Powering such systems is also a major challenge, but there is plenty of research looking for solutions. Of course, any research to improve battery technology or the ability to produce energy on a very small scale can potentially benefit such devices. The ideal system would be powered by biological activity itself, harvesting energy from movement or physiological processes. But if you have to plug in your bionic arm while you sleep, that would not be a deal-breaker.

There is also one potential application of eSkin not mentioned in the published article or the press release – virtual or augmented reality. You won’t necessarily need to be missing a limb in order to benefit from brain-machine interfaces or from these kinds of electronic skin. A VR system could use a version of this technology for gloves or even body suits that can both sense what you do, in addition to providing haptic feedback.

Haptic feedback simply refers to the use of touch or tactile information in order to communicate with a user. This could be as simple as a joystick that vibrates. In a VR world, however, it could allow a user to interact more realistically with their virtual surroundings. If you pick up a virtual object, you will feel the object in your gloved hand.
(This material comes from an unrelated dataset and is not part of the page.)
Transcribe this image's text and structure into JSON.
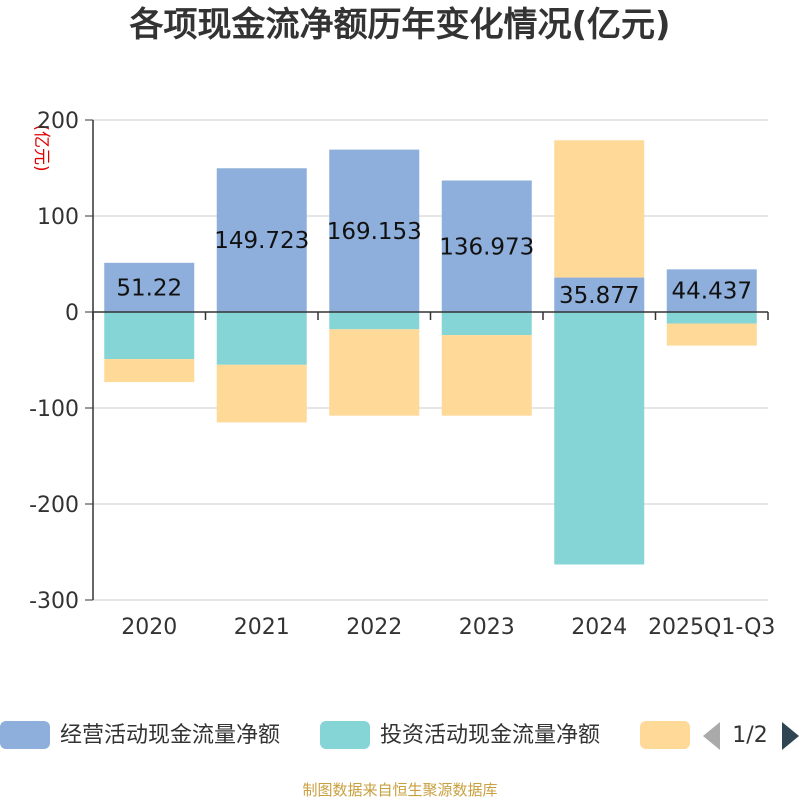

The ultimate expression of this is to bypass anything like haptic feedback, and go straight to the brain. Now we are talking about Matrix-level stuff. But this does not have to be all or nothing. Once computers can communicate to the brain, then virtual experiences can be entirely digital, without the need for physical objects or suits to interface with the virtual world. Ideally you could sit in a chair, put on a helmet, and all your inputs and outputs will be diverted to the virtual simulation. This type of technology has been featured in several episodes of Black Mirror (an excellent series, if you have not seen it).

And of course future people may have permanent computer interfaces, with implanted in their brain or directly interfacing with their brain (such as the skull computer I discussed yesterday). Once you have a brain-computer interface, going virtual is simply a matter of plugging in (again, think Matrix).

It seems likely to me that something like this is in our future. Humanity is likely to become a race of cyborgs, of biological-computer hybrids, living a partly physical and partly virtual life. Some futurists fear that the virtual life will become so compelling it will make the increasingly onerous limitations of a physical life intolerable. Perhaps we will need to live for several decades in our physical bodies, so that we can attend to our civilization, until we get to retire to our digital life, which will be like paradise by comparison.

Alternatively, we may have robots to attend to the mundane physical necessities of existence, while humanity enjoys our unfettered digital bliss. We may abandon our physical bodies altogether, as unnecessary appendages, or wear physical bodies as suits (as in Altered Carbon).

I know there is a long way from electronic skin to a digital civilization, but there are no theoretical barriers in the way. It’s only a matter of incremental technological progress at this point.